A new preprint by Fabio Rovai investigates whether the growth of equational discovery—the process by which AI systems find mathematical equations—follows predictable scaling laws. Across three toy domains (arithmetic, boolean, and higher-order list operations) totaling 592 trajectories, the short-range growth of theorem-like entities fits a power law N(t) ∝ t^b, with architecture-sensitive coefficients (cross-validated R² ≈ 0.82). However, these regressions fail to transfer between substrates—e.g., using arithmetic+boolean to predict list growth yields R² ≈ -0.84, highlighting strong substrate dependence.
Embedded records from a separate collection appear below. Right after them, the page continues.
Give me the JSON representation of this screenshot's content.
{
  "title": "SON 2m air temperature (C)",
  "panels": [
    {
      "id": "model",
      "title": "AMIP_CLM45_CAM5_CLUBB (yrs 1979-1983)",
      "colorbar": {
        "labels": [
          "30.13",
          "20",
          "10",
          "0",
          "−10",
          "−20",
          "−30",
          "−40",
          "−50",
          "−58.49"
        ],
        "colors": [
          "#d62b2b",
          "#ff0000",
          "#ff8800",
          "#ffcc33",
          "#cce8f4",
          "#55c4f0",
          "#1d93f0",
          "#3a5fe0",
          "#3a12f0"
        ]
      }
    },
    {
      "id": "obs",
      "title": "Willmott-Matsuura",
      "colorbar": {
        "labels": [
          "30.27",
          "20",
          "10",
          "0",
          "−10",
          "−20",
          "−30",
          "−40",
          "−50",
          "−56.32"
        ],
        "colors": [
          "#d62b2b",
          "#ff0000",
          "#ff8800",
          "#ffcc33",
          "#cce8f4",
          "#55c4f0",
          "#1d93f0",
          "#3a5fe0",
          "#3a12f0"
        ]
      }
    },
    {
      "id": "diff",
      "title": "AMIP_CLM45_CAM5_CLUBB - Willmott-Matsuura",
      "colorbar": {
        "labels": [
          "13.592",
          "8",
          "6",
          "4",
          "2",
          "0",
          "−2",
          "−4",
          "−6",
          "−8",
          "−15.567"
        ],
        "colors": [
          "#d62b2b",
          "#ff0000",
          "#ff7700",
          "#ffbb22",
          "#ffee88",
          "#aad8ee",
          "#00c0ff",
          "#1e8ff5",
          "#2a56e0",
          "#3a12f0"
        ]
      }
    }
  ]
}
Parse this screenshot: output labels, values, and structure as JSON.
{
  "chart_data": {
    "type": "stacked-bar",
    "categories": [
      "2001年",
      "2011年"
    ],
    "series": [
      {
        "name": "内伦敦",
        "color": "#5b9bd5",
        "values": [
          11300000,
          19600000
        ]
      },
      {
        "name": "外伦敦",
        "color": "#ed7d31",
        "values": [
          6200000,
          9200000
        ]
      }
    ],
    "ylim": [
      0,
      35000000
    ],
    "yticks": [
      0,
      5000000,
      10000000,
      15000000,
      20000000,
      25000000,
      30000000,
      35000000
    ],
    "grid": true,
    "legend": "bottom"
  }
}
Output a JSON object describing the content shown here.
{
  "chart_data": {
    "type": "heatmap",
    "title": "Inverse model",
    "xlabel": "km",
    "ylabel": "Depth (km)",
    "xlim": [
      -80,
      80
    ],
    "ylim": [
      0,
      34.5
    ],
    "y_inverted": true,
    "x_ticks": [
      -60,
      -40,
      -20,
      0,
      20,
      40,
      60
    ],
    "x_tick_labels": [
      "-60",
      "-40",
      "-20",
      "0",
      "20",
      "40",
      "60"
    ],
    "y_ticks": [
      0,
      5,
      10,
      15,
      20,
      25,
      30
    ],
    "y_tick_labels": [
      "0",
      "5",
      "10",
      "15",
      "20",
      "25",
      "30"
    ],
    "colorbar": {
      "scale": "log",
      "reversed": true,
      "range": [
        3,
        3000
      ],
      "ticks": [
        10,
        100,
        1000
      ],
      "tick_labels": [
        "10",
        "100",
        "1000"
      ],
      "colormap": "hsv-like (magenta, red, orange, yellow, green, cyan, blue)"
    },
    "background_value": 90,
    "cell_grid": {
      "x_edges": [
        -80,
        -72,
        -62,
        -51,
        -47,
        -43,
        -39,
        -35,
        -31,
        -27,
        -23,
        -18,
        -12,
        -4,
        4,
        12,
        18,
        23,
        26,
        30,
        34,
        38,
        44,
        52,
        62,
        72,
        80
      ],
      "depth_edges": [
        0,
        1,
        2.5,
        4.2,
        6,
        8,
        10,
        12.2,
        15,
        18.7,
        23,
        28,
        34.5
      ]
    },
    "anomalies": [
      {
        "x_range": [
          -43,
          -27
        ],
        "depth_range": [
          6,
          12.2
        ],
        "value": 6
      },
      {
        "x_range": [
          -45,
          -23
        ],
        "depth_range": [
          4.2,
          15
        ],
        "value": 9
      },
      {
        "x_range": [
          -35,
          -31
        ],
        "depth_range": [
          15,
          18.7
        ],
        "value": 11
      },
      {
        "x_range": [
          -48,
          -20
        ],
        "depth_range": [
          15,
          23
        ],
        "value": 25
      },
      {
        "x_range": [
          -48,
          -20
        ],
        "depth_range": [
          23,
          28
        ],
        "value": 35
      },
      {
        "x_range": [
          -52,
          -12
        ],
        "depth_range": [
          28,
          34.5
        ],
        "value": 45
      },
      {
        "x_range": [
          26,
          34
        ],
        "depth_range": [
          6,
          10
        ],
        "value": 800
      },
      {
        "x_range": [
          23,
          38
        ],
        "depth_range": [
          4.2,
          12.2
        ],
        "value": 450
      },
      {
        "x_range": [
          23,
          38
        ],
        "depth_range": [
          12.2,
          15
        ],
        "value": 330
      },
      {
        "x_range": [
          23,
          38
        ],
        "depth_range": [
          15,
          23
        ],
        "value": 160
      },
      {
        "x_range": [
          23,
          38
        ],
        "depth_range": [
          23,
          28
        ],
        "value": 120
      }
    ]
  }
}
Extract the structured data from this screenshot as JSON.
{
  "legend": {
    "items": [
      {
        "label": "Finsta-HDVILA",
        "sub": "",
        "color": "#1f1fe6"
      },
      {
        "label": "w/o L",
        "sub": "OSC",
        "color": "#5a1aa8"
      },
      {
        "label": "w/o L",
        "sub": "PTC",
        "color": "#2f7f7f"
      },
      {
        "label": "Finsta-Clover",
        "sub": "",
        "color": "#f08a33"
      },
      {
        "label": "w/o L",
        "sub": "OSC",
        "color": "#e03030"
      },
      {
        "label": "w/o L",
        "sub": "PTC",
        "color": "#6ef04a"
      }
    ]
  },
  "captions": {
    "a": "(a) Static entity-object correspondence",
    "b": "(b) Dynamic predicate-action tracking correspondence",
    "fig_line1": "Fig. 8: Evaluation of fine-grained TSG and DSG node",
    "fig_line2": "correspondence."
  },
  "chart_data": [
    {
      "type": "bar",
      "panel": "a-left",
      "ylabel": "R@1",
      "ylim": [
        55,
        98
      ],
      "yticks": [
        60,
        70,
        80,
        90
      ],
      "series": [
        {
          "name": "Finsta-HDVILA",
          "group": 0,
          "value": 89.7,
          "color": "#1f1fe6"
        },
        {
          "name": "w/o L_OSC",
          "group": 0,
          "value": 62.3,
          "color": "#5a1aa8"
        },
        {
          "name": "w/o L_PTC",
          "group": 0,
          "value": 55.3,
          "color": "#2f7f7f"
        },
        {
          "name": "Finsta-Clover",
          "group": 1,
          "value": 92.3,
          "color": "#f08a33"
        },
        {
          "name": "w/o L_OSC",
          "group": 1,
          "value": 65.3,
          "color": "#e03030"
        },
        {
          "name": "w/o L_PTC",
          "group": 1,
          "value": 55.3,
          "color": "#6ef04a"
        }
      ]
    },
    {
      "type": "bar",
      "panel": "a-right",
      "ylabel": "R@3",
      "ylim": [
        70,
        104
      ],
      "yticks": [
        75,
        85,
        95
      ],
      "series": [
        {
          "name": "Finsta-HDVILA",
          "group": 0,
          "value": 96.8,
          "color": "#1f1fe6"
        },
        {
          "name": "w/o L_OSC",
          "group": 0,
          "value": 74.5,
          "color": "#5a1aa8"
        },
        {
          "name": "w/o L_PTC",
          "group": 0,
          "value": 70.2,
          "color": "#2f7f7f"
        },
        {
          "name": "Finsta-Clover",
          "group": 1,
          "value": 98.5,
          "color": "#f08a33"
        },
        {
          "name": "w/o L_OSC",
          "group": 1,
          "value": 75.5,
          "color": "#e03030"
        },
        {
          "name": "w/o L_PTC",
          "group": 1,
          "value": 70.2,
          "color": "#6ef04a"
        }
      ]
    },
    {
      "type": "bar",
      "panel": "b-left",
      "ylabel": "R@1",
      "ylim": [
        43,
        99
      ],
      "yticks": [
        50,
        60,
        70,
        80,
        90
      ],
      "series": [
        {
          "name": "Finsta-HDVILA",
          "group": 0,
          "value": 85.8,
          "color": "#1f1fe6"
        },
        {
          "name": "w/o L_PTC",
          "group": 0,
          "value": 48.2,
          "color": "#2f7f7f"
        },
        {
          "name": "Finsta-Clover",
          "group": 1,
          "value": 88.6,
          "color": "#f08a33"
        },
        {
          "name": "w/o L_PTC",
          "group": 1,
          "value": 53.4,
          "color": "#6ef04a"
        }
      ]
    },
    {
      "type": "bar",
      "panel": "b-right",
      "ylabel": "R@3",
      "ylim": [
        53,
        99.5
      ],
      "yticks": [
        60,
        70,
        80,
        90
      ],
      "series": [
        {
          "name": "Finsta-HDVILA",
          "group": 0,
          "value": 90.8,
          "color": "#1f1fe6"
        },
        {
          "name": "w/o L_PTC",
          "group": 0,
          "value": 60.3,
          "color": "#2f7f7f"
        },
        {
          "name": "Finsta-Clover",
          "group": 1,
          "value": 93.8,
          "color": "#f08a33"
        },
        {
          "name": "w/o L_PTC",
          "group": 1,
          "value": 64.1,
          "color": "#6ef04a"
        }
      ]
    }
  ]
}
The study proposes a saturating power-law model: dN/dt = K N^k exp(-μN), where a pure power-law is the short-range approximation. Out-of-sample forecasting on toy data (fit first 100 epochs, predict next 400) always favors pure power-law, suggesting the toy trajectories never reach saturation. In contrast, real-world data splits: Mathlib4 file additions (60 months, 9,701 files) support the saturating form by ~7× over pure power-law in forecasting; Coq mathcomp commits (129 months, 3,083 commits) favor pure power-law with μ collapsing to zero. The author concludes with a working framing of "saturating power-law growth with substrate-conditional (k, μ), observable when the substrate has reached its saturation regime."

Key Points
  • Short-range growth in three toy equational discovery substrates fits power-law N(t) ∝ t^b with architecture-sensitive coefficients (R²≈0.82), but regressions don't transfer across substrates (R²≈-0.84).
  • A saturating power-law model (dN/dt = K N^k exp(-μN)) outperforms pure power-law by 7× in out-of-sample forecasting on Mathlib4 file additions, while Coq mathcomp commits still favor pure power-law.
  • The dynamics are substrate-conditional at two levels: within-substrate architecture-to-b regressions don't transfer, and the preferred functional family (pure vs. saturating power-law) differs by real-world substrate.

Why It Matters

Real-world AI-driven discovery growth may plateau, requiring domain-specific scaling models for accurate forecasting and resource planning.